November 4, 2013
Statement in Response to the Report of the Task Force of the Institute of Medicine as a Profession and the Open Society Foundation
The American Psychological Association supports a number of the key recommendations of the IMOP/OSF report as consonant with APA’s policies, including the calls for comprehensive training of military health professionals to ensure compliance with professional ethical responsibilities toward detainees and for the Department of Defense and CIA to ensure that health professionals working in detention centers adhere to the ethical principles of their professions.
The position of the American Psychological Association is clear and unequivocal: For more than 25 years, the association has absolutely condemned any psychologist participation in torture. APA policy states that torture or other cruel, inhuman or degrading treatment or punishment is never acceptable regardless of circumstances, including war or the threat of war.
APA partnered with the American Psychiatric Association in 1985 to issue a joint statement against torture. Since then, the American Psychological Association has issued numerous statements condemning torture and abuse and adding specificity to the association’s anti-torture policies. These statements have forbidden psychologists from perpetrating or supporting torture; obligated psychologists to report torture and abuse; and prohibited specific “enhanced” interrogation techniques, such as waterboarding and sensory deprivation (2006).

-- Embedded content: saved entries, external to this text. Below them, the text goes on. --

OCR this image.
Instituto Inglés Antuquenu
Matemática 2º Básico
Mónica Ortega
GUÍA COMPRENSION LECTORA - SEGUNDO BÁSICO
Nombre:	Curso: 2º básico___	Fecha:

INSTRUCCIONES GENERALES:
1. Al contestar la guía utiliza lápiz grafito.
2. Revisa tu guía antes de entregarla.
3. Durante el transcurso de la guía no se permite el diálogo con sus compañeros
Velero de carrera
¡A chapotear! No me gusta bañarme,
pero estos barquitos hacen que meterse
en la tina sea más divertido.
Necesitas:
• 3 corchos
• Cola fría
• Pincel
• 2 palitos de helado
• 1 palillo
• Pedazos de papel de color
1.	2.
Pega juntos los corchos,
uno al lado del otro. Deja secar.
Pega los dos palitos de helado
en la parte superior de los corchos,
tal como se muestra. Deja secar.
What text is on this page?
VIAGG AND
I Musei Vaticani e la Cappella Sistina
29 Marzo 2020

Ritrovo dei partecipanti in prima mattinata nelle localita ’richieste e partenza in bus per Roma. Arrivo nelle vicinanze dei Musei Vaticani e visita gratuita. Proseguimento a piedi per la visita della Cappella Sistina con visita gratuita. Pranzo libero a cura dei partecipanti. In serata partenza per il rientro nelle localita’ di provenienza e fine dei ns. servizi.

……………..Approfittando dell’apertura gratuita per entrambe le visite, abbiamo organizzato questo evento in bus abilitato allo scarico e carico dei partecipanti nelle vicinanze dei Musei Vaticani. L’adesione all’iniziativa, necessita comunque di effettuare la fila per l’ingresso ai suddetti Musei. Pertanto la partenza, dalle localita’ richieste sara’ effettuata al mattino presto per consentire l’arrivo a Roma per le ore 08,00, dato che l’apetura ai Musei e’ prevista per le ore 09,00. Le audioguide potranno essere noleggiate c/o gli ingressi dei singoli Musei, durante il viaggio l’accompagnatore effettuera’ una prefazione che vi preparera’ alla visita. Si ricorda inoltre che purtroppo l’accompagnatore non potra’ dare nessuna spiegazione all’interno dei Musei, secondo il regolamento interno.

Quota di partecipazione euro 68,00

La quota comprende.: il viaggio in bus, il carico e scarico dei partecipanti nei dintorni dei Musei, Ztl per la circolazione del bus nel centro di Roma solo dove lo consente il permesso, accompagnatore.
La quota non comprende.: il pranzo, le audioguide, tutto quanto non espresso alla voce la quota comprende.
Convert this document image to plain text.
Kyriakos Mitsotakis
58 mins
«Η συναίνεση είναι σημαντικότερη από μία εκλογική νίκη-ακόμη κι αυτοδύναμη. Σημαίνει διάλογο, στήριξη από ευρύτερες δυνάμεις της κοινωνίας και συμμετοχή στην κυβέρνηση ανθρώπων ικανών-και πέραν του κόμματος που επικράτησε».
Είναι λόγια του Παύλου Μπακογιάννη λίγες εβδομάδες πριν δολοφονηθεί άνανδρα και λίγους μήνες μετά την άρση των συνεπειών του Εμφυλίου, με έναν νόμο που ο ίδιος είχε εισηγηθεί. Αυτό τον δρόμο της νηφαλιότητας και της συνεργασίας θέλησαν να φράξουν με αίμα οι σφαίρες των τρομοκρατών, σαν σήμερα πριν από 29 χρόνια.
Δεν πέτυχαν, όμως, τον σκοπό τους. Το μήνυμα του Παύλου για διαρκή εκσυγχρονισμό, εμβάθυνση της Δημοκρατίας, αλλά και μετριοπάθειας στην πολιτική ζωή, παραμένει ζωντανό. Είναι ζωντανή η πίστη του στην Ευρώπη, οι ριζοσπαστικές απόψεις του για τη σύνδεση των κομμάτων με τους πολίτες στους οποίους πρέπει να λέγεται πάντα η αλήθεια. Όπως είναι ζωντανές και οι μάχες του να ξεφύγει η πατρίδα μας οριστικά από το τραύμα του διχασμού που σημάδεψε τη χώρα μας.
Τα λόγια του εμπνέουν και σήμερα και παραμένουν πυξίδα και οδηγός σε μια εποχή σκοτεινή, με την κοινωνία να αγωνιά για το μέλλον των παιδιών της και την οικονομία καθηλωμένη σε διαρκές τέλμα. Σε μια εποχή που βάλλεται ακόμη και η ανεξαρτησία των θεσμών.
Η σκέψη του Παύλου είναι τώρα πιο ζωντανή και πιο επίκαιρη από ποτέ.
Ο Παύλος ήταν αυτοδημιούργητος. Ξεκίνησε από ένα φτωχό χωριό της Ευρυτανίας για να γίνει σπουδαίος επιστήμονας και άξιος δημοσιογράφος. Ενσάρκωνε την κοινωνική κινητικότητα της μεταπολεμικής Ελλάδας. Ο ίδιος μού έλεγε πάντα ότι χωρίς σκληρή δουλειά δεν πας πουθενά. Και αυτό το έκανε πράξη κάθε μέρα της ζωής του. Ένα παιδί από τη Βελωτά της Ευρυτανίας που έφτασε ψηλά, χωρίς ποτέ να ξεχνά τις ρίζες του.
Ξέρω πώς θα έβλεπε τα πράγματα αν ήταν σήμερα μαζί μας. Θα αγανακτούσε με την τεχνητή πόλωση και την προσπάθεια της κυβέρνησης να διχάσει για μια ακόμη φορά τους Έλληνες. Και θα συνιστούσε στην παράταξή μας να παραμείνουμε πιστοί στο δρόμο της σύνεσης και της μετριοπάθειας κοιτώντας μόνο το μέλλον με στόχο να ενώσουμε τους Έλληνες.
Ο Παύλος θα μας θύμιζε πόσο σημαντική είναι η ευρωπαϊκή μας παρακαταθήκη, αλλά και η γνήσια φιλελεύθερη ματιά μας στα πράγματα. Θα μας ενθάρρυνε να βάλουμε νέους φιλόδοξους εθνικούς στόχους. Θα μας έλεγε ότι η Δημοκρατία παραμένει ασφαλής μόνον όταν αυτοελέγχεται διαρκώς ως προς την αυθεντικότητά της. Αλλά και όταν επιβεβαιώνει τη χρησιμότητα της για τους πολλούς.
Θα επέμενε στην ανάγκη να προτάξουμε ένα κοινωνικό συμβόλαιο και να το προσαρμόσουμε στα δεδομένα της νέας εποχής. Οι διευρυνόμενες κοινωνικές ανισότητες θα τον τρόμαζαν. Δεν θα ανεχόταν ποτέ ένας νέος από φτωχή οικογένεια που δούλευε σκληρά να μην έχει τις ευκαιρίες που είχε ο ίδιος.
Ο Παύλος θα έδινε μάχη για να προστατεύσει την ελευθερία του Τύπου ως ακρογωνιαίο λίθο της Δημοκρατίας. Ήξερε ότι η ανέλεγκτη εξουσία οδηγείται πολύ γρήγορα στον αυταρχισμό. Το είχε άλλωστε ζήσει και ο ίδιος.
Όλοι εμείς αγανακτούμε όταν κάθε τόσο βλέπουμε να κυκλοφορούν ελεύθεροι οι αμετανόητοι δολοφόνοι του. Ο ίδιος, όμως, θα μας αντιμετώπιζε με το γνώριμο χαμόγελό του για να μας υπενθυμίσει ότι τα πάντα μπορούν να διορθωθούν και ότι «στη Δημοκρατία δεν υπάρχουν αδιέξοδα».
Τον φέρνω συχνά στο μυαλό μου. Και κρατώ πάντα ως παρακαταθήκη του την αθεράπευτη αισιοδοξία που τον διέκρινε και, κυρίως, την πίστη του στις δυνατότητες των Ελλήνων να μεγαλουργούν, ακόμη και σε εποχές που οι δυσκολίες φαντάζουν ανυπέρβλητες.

APA’s membership passed a referendum that limits where psychologists may consult to ethical interrogations — unlawful detention settings are prohibited for this role.
In August 2013, APA consolidated its many anti-torture resolutions into a single, comprehensive policy. This reconciled policy rescinded the 2005 report of the APA Presidential Task Force on Psychological Ethics and National Security (PENS) — as recommended by the IMOP/OSF report — and retained the association's 2006 policy concerning torture and the 2008 member petition regarding psychologists' work in national security settings.
The American Psychological Association, in Washington, D.C., is the largest scientific and professional organization representing psychology in the United States. APA's membership includes more than 134,000 researchers, educators, clinicians, consultants and students. Through its divisions in 54 subfields of psychology and affiliations with 60 state, territorial and Canadian provincial associations, APA works to advance the creation, communication and application of psychological knowledge to benefit society and improve people's lives.